Das Paar musste die Hochzeitspläne aber zunächst zurückstellen, da Erich Bragenheims Bruder Karl bei ihm einzog, der im Adressbuch 1937 nicht mehr mit einer eigenen Adresse erwähnt ist. Er hatte wohl ein Autohaus betrieben und war infolge der ab April 1933 von den Nazis systematisch organisierten und stetig zunehmenden Boykottmaßnahmen gegen jüdische Geschäftsleute, Gewerbetreibende und Freiberufler in wirtschaftliche Not geraten. Unmittelbar nach Verkündung der sogenannten „Nürnberger Gesetze“ im September 1935, durch die Deutsche jüdischen Glaubens praktisch aus dem wirtschaftlichen und gesellschaftlichen Leben ausgeschlossen und ihrer Staatsbürgerschaft beraubt wurden, nahm er sich das Leben.
Ebenfalls aufgrund dieser antijüdischen Gesetze – konkret des „Gesetzes zur Reinhaltung des deutschen Blutes und der deutschen Ehre“ – konnten Dr. Erich Bragenheim und Irmgard Weckmüller definitiv nicht heiraten. Dieses „Blutschutzgesetz“ verbot die Eheschließung und jegliche Beziehung zwischen jüdischen und nichtjüdischen Menschen. Die Verlobten musste sich also ab 1935 heimlich treffen, wozu gute Freunde ihnen die Möglichkeit gaben, und lebte in ständiger Gefahr verraten zu werden.

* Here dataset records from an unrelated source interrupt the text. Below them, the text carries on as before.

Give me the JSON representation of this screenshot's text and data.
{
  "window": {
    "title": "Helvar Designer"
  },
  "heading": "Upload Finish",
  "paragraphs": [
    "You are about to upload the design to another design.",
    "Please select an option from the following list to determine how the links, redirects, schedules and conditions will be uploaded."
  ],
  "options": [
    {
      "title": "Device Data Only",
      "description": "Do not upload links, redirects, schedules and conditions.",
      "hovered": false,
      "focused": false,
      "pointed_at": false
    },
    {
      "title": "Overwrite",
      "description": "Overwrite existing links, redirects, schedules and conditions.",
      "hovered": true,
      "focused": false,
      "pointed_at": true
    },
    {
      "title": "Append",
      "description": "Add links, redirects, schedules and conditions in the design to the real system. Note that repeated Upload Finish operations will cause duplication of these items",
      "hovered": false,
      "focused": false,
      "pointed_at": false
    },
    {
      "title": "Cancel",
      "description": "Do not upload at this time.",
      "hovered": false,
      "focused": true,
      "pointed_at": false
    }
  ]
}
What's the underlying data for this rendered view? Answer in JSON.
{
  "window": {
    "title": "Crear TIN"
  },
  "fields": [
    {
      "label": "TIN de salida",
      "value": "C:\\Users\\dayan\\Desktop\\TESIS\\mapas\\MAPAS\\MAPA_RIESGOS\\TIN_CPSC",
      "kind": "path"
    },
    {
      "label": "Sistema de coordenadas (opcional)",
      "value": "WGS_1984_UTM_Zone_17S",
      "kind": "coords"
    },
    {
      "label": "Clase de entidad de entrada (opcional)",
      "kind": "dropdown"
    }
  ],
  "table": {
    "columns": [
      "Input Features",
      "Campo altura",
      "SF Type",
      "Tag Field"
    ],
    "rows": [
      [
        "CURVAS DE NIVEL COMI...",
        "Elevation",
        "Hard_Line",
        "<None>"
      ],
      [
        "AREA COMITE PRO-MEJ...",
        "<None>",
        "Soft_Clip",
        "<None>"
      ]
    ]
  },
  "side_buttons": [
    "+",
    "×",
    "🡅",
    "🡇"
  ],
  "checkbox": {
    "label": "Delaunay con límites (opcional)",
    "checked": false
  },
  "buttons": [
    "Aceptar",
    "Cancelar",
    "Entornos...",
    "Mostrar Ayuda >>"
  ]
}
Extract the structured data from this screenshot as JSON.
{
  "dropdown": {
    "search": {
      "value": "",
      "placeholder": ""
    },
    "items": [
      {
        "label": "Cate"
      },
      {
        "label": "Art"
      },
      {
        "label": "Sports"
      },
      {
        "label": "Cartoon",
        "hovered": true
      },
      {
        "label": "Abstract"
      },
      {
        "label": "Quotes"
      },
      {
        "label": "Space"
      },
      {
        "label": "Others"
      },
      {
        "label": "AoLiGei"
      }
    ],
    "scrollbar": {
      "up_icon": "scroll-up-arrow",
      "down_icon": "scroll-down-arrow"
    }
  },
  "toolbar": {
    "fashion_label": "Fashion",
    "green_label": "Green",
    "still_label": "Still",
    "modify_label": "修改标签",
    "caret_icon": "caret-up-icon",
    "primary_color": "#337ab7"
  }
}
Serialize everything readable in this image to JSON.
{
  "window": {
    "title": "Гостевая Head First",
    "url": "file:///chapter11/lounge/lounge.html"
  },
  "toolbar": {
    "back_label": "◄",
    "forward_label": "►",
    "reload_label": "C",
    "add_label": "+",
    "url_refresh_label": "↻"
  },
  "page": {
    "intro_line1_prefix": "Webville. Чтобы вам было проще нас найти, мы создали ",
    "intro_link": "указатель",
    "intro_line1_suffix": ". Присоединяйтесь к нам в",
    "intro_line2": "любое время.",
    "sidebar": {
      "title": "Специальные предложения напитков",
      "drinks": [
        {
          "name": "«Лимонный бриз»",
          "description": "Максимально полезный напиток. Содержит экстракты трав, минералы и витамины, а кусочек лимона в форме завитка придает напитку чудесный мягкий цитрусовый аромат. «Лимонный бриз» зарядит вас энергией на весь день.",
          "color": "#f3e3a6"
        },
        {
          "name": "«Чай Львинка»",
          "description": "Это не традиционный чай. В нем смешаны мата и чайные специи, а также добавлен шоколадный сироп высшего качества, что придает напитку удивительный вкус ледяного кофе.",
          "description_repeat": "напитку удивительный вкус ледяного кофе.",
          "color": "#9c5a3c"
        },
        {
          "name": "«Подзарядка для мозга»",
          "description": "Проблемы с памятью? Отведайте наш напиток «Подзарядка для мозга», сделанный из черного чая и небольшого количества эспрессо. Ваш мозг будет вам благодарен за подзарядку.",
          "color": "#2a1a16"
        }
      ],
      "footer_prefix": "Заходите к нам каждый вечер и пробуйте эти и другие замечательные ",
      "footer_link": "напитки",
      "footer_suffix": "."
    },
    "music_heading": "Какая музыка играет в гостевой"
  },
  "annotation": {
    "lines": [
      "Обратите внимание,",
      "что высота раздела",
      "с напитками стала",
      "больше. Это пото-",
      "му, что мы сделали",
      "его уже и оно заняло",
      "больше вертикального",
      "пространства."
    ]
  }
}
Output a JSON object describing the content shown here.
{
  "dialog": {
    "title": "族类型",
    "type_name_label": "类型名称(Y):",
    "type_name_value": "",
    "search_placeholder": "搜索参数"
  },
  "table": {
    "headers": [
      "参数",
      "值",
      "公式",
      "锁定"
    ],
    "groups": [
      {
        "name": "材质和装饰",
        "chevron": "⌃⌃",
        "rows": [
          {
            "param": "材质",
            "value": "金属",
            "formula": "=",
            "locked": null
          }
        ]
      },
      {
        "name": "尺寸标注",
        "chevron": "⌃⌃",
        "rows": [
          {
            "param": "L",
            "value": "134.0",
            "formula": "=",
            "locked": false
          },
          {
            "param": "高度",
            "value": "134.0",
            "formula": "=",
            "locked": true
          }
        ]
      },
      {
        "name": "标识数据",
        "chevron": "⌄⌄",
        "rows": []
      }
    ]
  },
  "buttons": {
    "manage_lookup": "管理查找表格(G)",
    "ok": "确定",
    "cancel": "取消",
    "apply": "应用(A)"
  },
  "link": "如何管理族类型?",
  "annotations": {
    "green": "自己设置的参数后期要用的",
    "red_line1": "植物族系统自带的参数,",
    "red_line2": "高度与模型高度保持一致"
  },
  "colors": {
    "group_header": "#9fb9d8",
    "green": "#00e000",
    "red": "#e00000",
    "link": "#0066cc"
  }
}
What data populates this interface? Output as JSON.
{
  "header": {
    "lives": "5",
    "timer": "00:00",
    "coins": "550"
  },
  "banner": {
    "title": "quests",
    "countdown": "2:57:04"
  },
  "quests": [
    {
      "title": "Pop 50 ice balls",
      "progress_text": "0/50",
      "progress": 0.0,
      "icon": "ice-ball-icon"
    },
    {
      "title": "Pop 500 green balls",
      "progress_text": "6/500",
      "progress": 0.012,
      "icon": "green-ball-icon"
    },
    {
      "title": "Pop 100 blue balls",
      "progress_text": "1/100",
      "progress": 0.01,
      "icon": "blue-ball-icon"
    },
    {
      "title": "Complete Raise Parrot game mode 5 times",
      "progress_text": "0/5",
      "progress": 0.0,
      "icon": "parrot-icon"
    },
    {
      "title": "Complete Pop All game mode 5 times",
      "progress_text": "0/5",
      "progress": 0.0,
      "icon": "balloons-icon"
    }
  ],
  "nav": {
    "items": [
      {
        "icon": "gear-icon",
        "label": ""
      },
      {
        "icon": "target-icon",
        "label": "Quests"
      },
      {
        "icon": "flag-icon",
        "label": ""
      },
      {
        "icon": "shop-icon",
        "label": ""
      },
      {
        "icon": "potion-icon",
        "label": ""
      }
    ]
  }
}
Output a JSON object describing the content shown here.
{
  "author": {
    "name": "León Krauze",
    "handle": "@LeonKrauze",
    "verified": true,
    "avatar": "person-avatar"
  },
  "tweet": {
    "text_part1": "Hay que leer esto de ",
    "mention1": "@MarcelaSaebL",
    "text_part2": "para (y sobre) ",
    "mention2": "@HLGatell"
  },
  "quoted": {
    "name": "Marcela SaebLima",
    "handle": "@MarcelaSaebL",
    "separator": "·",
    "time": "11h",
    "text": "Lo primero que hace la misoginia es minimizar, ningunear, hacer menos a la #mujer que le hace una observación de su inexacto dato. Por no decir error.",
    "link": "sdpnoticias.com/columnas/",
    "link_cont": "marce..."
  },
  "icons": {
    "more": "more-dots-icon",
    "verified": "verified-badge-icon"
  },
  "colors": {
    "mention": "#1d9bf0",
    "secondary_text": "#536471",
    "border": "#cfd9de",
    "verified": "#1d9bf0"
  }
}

Im Unterschied zu vielen jüdischen Ärzten, die dem zunehmenden Boykott durch ihre nichtjüdischen und dem Nationalsozialismus zuneigenden Patienten ausgesetzt waren, konnte Dr. Bragenheim bis 1938 relativ unbehelligt in seiner Praxis arbeiten.Vermutlich hatte er etliche Patienten, die ihm zu Dank verpflichtet waren und ihn dadurch schützten. Es gab wohl Gerüchte, dass er gelegentlich Patientinnen in persönlichen Notlagen geholfen habe. Es scheint, dass er von einer Mitarbeiterin seiner Klinik wegen der sog. „Rassenschande“ – nämlich seiner Verbindung zu der nichtjüdischen Irmgard – oder wegen anderweitiger angeblicher Vergehen gegen die Nazi-Bestimmungen denunziert wurde.
Sicher ist, dass auch ihm durch die „Vierte Verordnung zum Reichsbürgergesetz“ vom 25.7.1938 die Approbation zum 30. September 1938 entzogen wurde. Seine Klinik wurde geschlossen und er selbst – laut der späteren Heiratsurkunde – zwangsweise aus der Wohnung am Kurfürstendamm 141 aus- und in ein Haus am Nürnberger Platz 4 als Untermieter eingewiesen. Bis gegen Ende November 1941 wurde Dr. Erich Bragenheim als sogenannter „Krankenbehandler“ für jüdische Zwangsarbeiter und Zwangsarbeiterinnen eingesetzt. Schließlich wurde er in ein Internierungslager für Zwangsarbeiter im besetzten Polen beordert, in dem Seuchen grassierten. Er erkrankte dort selbst an Flecktyphus.
Erich schickte seiner Verlobten Briefe über Deckadressen, die sie wahrscheinlich für Antwortbriefe und möglicherweise auch Pakete nutzte. Doch plötzlich blieben seine Briefe aus. Dr. Erich Bragenheim wurde – was Irmgard natürlich nicht wusste – am 4. August 1943 nach Theresienstadt deportiert und am 10. Oktober 1944 weiter nach Auschwitz verschleppt und dort in einer der Gaskammern ermordet.
Irmgard Weckmüller suchte nach dem Krieg verzweifelt nach ihrem Verlobten und gab 1947 eine Suchanzeige auf. Daraufhin meldete sich ein Mann, der mit Dr. Erich Bragenheim in Theresienstadt inhaftiert gewesen war und über sein grausames Schicksal Auskunft geben konnte. Sie kämpfte sieben Jahre lang hartnäckig darum, ihren Verlobten post mortem heiraten zu können, und legte mehrere Zeugenaussagen vor, um die schon 1935 manifeste Heiratsabsicht nachzuweisen.